In a couple of days I’ll be exchanging summer in the Rocky Mountains for the much cooler climate of Lima, Peru, where winter is beginning to show its chilling personality. I’m on a quest for culinary knowledge. I know how to eat Peruvian food – now I want to learn how to cook it. So, I’ve packed my bags and favorite knives, and I’m traveling to Lima for 9 1/2 weeks to attend one of the best culinary schools in the globe, Le Cordon Bleu.
My heritage is deeply rooted in the beautiful land of the Incas – I can easily say that Peruvian food is my favorite kind of food to eat. I just never learned how to make it. If you didn’t know this already, Peruvian food is now considered to be some of the best food in the world. This, of course, is no news to Peruvians, who have been eating like pampered foodies for generations.
Throughout the next few weeks I will be expanding more on Peruvian food because when I say that I love “Peruvian food,” I know I’m not appropriately conveying what Peruvian cuisine really encompasses. Peru doesn’t have only one “type” of food. There are literally hundreds of diverse dishes from the different regions of Peru – the coast, the Andes, the Amazon – and many, many subcategories, so to speak, of these dishes within the different regions.

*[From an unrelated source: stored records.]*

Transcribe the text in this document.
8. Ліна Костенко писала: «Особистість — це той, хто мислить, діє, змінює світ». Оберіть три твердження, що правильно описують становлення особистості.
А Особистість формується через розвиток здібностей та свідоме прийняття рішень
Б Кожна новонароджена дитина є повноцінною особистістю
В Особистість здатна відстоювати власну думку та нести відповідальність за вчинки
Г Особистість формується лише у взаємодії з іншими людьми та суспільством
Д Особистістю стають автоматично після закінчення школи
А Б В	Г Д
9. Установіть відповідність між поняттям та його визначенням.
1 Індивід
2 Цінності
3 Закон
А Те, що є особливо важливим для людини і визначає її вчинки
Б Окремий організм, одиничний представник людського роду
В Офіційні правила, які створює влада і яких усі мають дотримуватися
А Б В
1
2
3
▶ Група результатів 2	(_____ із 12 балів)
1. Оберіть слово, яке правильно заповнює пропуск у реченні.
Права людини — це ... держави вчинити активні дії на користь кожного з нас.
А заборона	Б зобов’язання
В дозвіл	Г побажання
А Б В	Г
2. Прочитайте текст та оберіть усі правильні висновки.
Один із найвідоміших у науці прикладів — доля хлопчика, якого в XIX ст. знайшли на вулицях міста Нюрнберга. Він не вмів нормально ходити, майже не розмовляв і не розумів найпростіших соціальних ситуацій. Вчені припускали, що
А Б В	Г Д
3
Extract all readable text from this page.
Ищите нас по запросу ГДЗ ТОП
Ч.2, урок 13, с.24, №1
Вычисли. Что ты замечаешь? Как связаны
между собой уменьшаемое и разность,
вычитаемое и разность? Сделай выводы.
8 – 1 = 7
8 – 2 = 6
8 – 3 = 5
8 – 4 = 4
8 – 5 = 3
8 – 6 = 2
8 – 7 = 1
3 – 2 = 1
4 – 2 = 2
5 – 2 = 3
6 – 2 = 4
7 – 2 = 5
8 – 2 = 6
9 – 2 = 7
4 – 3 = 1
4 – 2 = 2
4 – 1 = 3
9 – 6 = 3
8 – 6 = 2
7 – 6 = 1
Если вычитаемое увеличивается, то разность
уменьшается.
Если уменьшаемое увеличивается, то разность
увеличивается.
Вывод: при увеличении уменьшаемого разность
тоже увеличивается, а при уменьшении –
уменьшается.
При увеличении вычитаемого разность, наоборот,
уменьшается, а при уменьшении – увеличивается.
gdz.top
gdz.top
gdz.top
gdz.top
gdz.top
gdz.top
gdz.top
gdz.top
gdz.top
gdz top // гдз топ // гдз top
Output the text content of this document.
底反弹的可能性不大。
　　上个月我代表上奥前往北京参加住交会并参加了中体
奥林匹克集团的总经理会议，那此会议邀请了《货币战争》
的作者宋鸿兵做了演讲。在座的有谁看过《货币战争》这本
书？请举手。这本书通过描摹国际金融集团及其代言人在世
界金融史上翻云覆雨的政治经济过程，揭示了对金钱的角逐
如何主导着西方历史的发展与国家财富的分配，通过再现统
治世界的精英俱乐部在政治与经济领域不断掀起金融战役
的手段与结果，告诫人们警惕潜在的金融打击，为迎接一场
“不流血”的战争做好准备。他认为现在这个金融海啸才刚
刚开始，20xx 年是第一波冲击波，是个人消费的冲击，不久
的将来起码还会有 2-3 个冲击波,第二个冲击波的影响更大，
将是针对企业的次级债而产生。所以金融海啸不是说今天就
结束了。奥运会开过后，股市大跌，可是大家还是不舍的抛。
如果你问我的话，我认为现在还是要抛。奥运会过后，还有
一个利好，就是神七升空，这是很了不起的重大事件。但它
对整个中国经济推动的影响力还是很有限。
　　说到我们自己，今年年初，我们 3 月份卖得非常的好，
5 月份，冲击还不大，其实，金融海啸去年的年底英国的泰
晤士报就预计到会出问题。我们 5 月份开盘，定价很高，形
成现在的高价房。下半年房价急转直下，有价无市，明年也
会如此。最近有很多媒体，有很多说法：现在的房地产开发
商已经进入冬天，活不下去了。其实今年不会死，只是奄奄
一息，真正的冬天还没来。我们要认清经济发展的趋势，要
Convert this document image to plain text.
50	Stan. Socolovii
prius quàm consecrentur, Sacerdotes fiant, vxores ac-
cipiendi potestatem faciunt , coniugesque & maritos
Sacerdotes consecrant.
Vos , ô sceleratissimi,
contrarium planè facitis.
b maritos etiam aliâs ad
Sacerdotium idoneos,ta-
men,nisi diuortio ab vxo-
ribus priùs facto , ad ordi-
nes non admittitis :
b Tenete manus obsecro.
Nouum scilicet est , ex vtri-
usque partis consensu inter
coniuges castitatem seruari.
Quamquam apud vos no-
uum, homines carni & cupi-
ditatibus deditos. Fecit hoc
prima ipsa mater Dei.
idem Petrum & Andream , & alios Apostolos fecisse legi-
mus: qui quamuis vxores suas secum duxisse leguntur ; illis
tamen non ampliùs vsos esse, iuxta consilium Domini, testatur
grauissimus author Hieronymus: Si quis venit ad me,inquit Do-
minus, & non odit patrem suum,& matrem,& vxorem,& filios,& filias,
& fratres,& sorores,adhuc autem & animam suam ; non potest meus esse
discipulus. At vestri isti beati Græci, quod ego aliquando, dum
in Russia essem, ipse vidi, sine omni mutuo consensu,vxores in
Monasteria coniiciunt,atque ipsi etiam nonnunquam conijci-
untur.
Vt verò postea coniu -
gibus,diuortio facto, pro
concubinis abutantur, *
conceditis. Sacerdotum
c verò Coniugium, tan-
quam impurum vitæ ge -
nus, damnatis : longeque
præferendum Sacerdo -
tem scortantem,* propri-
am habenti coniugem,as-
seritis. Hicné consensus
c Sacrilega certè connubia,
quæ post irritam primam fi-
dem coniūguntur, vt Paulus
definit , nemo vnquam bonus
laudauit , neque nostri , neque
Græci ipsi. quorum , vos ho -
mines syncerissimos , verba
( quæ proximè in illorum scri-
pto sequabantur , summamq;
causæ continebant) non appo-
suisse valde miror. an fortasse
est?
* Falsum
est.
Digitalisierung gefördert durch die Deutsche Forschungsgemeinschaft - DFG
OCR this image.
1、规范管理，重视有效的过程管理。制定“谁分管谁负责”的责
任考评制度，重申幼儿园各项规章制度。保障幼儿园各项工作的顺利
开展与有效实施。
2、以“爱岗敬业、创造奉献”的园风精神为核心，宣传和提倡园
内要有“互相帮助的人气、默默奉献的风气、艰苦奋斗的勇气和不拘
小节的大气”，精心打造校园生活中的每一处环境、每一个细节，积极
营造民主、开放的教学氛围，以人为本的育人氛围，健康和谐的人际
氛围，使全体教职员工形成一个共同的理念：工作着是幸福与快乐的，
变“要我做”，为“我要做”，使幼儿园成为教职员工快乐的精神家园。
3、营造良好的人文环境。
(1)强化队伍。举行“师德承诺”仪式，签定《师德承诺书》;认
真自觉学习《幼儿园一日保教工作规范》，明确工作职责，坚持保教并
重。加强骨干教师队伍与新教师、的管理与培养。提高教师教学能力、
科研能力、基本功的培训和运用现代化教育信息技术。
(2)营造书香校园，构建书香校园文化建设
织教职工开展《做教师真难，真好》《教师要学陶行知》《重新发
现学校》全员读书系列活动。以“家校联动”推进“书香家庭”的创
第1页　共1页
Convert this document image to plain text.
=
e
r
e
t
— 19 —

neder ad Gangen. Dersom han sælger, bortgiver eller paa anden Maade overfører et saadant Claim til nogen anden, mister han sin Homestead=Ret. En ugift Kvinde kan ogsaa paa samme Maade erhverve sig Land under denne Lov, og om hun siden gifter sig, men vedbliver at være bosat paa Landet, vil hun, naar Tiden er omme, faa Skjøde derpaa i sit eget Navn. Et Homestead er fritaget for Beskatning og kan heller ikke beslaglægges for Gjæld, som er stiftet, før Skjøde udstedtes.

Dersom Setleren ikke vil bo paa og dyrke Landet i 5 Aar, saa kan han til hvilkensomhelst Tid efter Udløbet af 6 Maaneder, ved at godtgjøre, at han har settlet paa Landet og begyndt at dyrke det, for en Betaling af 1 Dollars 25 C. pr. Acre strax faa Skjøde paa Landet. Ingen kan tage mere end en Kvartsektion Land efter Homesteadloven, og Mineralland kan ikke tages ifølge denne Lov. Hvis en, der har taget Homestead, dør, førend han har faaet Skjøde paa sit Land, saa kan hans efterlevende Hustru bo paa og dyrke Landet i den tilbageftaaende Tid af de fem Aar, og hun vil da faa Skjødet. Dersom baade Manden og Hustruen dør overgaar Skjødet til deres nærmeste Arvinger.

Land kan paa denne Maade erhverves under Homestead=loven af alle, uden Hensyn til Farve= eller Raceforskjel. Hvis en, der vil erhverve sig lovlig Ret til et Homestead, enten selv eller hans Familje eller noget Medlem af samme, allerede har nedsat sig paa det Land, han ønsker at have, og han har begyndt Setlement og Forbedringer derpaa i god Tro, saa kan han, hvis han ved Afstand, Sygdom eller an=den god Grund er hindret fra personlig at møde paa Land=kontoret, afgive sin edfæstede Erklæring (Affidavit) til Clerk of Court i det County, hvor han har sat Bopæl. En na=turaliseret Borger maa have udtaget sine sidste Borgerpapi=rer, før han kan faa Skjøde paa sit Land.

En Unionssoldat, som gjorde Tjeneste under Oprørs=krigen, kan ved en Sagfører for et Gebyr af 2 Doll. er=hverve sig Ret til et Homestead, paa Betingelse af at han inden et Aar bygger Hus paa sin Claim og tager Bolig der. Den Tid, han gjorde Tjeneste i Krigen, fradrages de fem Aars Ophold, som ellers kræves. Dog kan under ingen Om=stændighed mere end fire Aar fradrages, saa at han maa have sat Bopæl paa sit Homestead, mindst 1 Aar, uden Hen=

Because Peru has the advantage of a very diverse geography, it enjoys an immense variety of ingredients, from fresh fish from the cold waters of the Pacific Ocean, to astounding varieties of potatoes (over 3,000 – some scientists have cataloged thousands more), corn, chilies, vegetables, edible plants and flowers, herbs, domesticated and wild animal meat, fresh river fish and shrimp, etc. As a result, the cuisine is complex and exciting, with varying depths of flavor that resonate in one’s palate.
In addition to having the many different ingredients available, Peru’s cuisine also has major influences from other countries and cultures, which add to its uniqueness. There was an initial influence from the Spaniards, when Peru was conquered and colonized. Later, Peruvian food benefited from Chinese, Japanese, African, and Italian culinary traditions.
My experiences eating Peruvian food, whether in London, New York, San Francisco, Miami, or Denver have not been terrible – but they also have not been memorable. I think I may be more satisfied if I cook the food myself. That’s what my father did for his family.
My father was an amazing chef. He learned how to cook out of necessity when he was very young. As it turns out, he had outstanding culinary talent. He did not cook for a living, but he worked in the food service industry for over 3 decades at a high executive level, yet this did not impede him from producing delicious, mouth-watering dishes that connected me to Peru, my family, my past – whether I was living in Acapulco, Johannesburg, or Mexico City. What was his secret? I used to ask him why his food was so delicious, and his reply was always, “Because I made it with love.” Period. I think that if I had wanted to know how he prepared the food, then I should have been helping him in the kitchen – which I didn’t. (I kick myself over missing those invaluable lessons all the time!) I know that cooking with soul is an important part of the process – I get that. But there’s more to it than that.
So, now, I’m on a quest to learn the techniques, theories, and practices necessary to produce some fine Peruvian dishes, and to later share the knowledge and experience with others, by cooking for food lovers around me – and by sharing recipes and methods of cooking, al estilo peruano, on this blog.